O inimigo interior

Não é novidade para ninguém que há já alguns anos que a luta contra a construção de uma linha férrea de alta velocidade, a ligar França e Itália através do Piemonte, tem sido um dos epicentros das mobilizações ambientalistas e anticapitalistas na Europa. Menos conhecida será a rivalidade crescente entre diferentes grupos que participam nessa luta, alimentada de resto por pequenas questiúnculas locais e polémicas um pouco mais sérias a nível internacional.
Alguns companheiros «antiautoritários» franceses acharam bem partilhar em público as suas reflexões em torno da experiência de participação no movimento em Agosto deste ano, acusando os «autónomos marxistas-leninistas» do CSO Askatasuna (Turim) de dirigirem o movimento de forma autoritária e desonesta. Está aqui, para quem lê em francês.

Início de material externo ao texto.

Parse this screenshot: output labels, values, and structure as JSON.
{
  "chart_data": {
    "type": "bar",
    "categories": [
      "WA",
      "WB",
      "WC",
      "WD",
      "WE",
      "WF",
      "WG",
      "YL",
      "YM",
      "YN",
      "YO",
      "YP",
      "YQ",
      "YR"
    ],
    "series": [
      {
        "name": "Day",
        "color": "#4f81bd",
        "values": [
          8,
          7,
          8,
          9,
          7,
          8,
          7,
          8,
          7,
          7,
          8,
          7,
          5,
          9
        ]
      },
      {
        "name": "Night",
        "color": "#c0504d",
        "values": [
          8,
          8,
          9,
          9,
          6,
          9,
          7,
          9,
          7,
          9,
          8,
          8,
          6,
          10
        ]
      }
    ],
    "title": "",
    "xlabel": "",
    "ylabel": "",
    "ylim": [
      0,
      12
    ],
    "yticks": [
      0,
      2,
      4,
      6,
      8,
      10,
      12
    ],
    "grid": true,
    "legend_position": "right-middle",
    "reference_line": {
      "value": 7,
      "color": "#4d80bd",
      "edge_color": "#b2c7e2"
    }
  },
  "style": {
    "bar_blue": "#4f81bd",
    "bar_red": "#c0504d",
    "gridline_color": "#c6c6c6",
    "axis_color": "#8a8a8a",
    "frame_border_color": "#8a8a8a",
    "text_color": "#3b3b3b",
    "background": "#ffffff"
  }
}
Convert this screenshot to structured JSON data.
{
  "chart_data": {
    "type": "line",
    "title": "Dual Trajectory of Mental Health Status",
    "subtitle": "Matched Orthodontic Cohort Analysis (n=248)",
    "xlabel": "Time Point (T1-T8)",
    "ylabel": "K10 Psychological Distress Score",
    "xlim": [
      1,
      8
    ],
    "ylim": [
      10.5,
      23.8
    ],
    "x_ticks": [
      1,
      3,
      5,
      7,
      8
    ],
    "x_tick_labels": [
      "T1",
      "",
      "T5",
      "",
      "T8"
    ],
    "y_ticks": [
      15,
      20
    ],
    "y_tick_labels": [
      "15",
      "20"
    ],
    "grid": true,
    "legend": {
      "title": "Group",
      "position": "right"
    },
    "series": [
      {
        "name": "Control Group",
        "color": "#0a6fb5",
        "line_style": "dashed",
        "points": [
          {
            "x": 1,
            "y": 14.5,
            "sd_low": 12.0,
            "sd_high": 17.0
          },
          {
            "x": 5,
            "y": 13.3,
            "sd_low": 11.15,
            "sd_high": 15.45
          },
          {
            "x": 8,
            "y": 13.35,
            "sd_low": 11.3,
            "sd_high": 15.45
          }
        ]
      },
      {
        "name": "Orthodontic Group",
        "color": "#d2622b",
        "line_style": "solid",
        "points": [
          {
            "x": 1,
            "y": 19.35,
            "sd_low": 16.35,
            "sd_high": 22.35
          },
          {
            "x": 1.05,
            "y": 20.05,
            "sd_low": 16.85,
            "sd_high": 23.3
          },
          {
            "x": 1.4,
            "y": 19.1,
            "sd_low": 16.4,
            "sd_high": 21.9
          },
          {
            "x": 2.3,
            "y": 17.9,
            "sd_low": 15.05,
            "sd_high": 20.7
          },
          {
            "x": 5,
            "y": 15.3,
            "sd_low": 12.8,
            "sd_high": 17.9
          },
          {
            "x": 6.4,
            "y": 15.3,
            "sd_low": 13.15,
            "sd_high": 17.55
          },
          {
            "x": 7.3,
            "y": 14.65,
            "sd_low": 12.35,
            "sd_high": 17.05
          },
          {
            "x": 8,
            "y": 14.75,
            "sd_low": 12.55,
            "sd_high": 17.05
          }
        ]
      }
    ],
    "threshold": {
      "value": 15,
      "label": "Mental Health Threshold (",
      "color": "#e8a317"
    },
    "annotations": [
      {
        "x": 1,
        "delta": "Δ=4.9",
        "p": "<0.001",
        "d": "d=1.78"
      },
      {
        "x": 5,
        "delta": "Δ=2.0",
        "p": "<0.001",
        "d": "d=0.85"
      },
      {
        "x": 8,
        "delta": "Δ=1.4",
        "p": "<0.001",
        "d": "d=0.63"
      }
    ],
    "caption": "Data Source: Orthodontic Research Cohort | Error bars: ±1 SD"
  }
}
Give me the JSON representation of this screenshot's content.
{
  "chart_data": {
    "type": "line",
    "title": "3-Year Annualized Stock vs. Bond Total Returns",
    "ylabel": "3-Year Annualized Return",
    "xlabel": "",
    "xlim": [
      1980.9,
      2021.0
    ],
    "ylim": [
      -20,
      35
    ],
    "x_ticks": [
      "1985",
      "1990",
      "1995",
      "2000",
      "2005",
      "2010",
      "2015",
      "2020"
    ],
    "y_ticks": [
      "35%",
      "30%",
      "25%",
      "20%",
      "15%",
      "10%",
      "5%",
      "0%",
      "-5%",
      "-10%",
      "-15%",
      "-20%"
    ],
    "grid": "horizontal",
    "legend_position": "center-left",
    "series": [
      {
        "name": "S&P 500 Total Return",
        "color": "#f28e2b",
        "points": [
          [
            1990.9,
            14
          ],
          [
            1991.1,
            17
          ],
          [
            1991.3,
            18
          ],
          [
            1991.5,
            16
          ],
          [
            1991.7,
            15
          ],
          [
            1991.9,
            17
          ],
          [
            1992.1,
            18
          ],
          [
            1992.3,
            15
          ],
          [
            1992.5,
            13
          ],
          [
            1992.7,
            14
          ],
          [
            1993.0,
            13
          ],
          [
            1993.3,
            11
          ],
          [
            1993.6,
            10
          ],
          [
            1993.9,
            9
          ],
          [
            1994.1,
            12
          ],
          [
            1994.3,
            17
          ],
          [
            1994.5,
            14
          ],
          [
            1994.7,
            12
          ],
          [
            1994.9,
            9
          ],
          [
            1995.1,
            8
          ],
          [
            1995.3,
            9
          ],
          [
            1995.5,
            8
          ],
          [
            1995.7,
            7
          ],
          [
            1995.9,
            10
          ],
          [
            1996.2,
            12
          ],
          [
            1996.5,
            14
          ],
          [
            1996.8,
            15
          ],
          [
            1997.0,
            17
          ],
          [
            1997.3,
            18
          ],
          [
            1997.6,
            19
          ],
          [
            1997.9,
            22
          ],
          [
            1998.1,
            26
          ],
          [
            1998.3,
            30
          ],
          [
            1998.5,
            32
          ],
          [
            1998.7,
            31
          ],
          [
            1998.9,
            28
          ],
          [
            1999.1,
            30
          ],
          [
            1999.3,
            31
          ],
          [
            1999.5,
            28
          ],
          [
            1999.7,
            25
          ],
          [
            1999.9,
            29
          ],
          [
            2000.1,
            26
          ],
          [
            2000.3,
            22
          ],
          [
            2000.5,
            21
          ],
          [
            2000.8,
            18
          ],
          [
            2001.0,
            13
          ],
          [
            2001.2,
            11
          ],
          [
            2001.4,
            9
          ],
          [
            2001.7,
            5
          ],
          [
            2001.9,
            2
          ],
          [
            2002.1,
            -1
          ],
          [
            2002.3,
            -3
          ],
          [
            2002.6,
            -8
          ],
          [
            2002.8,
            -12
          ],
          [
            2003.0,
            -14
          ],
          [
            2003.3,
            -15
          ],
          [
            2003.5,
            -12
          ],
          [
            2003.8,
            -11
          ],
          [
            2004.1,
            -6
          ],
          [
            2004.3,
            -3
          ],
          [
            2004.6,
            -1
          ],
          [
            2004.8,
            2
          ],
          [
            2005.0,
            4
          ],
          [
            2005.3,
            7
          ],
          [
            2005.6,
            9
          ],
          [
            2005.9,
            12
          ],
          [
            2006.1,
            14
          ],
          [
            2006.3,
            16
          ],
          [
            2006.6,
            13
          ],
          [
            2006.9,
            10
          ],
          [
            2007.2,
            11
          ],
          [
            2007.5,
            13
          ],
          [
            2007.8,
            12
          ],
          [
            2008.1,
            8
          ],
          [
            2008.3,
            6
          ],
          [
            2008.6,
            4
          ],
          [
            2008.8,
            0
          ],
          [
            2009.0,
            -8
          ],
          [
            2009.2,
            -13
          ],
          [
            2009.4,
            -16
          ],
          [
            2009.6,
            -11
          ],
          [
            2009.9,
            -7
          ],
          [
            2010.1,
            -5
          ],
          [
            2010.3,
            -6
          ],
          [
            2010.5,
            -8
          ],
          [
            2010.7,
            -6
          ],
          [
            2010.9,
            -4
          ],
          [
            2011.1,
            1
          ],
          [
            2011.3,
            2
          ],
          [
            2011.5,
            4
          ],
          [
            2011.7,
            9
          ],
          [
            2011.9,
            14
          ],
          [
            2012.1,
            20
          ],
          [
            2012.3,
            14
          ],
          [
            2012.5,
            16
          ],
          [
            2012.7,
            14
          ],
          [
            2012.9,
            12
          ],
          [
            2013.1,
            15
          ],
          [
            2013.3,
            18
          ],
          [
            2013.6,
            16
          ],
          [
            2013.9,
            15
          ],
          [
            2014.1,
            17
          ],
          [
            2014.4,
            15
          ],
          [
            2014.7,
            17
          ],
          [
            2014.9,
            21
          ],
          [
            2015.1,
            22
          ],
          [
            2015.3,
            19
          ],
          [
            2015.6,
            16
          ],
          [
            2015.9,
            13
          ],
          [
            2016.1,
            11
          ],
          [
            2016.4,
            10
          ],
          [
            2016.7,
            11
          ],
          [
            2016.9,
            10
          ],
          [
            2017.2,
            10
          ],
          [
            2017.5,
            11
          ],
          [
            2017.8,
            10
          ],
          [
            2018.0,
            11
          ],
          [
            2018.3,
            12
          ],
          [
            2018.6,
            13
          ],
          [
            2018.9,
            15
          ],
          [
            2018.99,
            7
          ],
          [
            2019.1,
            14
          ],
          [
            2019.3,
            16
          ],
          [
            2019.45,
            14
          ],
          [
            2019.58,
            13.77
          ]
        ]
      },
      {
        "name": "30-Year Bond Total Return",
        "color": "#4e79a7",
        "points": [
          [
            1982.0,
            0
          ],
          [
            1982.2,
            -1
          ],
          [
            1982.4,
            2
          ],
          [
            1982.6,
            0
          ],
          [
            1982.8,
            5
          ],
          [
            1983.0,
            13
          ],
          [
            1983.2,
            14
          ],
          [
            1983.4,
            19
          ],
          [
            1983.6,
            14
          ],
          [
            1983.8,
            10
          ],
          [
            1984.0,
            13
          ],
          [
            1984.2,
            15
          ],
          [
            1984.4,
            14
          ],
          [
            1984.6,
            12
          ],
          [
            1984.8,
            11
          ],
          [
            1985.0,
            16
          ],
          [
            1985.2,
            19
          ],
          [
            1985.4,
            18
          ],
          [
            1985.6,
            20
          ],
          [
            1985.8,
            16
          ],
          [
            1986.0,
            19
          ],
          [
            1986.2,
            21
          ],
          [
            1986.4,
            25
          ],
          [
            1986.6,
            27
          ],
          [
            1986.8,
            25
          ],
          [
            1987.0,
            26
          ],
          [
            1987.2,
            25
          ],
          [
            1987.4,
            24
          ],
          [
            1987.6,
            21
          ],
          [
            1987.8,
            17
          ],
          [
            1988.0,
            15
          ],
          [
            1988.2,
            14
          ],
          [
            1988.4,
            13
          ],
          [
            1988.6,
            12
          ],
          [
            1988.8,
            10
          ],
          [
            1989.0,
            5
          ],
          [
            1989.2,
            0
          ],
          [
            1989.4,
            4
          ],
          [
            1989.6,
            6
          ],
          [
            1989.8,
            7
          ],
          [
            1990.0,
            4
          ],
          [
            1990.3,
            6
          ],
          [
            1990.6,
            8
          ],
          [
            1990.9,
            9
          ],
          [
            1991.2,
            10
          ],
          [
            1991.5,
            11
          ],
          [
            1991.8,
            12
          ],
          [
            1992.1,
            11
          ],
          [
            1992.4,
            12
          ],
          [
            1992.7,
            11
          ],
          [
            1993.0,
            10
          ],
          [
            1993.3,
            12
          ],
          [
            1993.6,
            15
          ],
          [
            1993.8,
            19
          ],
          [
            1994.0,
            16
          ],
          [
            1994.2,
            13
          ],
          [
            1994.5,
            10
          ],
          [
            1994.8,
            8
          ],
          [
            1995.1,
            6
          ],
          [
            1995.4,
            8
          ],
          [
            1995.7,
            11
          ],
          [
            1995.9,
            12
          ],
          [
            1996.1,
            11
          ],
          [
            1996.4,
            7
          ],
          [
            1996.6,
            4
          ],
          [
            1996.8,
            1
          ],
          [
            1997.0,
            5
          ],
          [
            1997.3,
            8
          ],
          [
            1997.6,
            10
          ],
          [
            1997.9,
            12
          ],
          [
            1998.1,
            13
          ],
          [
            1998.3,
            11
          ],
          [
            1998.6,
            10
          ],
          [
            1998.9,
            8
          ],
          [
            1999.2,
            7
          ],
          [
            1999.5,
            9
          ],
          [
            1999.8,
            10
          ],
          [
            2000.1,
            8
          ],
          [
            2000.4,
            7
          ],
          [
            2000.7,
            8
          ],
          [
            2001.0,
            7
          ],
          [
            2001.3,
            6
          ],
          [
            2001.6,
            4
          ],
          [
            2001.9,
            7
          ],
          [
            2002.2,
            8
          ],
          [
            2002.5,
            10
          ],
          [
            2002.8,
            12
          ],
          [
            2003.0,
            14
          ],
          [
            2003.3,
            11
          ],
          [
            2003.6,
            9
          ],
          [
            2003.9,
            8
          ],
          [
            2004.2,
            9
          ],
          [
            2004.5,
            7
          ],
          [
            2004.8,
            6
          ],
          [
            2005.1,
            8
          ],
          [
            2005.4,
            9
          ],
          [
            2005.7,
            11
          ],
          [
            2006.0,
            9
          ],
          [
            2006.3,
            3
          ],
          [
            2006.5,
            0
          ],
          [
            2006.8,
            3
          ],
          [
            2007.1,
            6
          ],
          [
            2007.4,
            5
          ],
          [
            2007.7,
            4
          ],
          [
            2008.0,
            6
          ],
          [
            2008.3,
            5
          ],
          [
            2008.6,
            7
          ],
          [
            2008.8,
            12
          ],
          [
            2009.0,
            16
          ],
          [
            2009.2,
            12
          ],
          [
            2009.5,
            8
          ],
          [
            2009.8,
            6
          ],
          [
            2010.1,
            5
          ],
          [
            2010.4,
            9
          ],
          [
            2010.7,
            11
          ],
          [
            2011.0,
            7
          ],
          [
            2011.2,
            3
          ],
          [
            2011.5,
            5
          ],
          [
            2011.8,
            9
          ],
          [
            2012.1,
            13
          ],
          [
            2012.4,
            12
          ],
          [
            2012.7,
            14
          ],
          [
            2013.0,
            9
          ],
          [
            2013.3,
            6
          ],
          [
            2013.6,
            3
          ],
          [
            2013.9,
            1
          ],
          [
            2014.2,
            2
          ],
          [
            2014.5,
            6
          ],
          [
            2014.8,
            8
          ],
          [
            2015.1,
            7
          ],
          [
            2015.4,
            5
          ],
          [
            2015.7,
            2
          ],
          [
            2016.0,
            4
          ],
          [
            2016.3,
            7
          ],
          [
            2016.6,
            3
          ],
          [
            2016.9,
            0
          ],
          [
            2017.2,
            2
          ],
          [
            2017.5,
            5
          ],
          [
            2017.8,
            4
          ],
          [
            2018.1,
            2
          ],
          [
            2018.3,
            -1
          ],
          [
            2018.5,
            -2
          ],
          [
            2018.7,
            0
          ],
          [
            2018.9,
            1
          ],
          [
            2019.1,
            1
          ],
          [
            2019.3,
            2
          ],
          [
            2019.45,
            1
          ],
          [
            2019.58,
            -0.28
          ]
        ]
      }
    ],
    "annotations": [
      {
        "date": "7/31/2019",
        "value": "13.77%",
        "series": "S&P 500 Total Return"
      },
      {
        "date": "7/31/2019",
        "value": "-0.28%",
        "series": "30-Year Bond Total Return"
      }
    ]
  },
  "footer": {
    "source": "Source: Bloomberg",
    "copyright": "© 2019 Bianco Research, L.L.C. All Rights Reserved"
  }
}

Um camarada do dito centro social respondeu, em francês e em italiano. Alguns dos temas da discussão acabam por trazer ao de cima muitos dos problemas relacionados com a coordenação e cooperação entre grupos com diferentes experiências e métodos de acção, para além de acabarem por ilustrar a facilidade com que problemas de ordem prática (desde a tradução simultânea nas assembleias à ementa das refeições colectivas) se transformam em pretexto para acusações completamente gratuitas e afirmações identitárias sem fim à vista. Enquanto não chega o resto, aqui fica um excerto traduzido do texto de resposta escrito em Turim:

O movimento No TAV sempre assumiu formas colectivas, não é novidade para ninguém; e não é necessário dar-se conta disso apenas quando estas formas são agradáveis ou divertidas, ou individualmente partilhadas. Cada um é livre de não reconhecer o âmbito colectivo enquanto lugar de decisão, na base das suas próprias ideias, mas não pode impor essa posição, e as suas próprias ideias, a um movimento popular que, ao longo de anos, escolheu a forma assembleária como a mais apropriada para permitir a todas as realidades encontrar-se e produzir uma iniciativa comum. As ideologias não são para aqui chamadas, por uma questão de respeito e de método. O movimento fez esta escolha de forma autodeterminada, já há muitos anos, e não pode submeter-se a nenhuma autoridade externa, nem sequer a vossa; não bastar definirem-se enquanto “antiautoritários” para passarem a ser considerados respeitadores da autonomia e da liberdade dos processos de luta… é necessário demonstrá-lo com factos.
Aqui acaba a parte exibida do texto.